I’ve talked about how music has helped me get in character and dropped me into a deeper POV while writing. I listen to Native American drum and flute music as well as music by Karen Therese while writing the Spirit trilogy—three historical books set among the Nez Perce. 



While writing the Action Adventure books, I listened to first Guatemalan music while Isabella Mumphrey, the heroine, was in Guatemala, then Mexican music when she was in Mexico City, and Native American music when she found adventure in Arizona while tracking down a Hopi ceremonial kiva.

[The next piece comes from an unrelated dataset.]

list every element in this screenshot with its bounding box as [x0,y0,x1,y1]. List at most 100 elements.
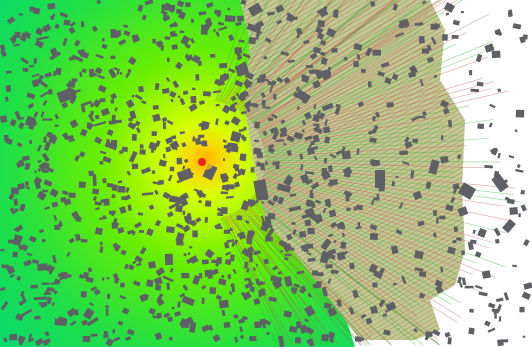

Now that I’m working on a mystery, I listen to jazz. My amateur sleuth is half Nez Perce, so why don’t I listen to Native American music, you might ask. Simply because Jazz lends itself to mysteries.
 
As a junior in high school I attended a Jazz music summer camp. At that camp we learned that you not only have to learn the song’s melody and rhythm, but you have to make up your own rendition of the melody when it’s your instruments turn to solo.

So, like a mystery story that starts out with the standard structure: someone is killed, sleuths-amateur or professional or both try to solve the murder, and there is a twist at the end, a jazz song also has the fundamentals of the song that everyone knows and adheres to. But then, like a jazz song has improvisation by several different instruments, the author gets to improvise by leading readers into what if’s and red herrings to take them on a ride of suspense, just like the instruments in a jazz song take the listener on a journey with their unique spins on the melody.

Jazz songs have emotion and melody. They have soft and hard. All the aspects that need to be hit in a mystery as it is being written and read.

And that’s why I listen to jazz while writing mystery.

Have you ever connected a song or artist with a book you read?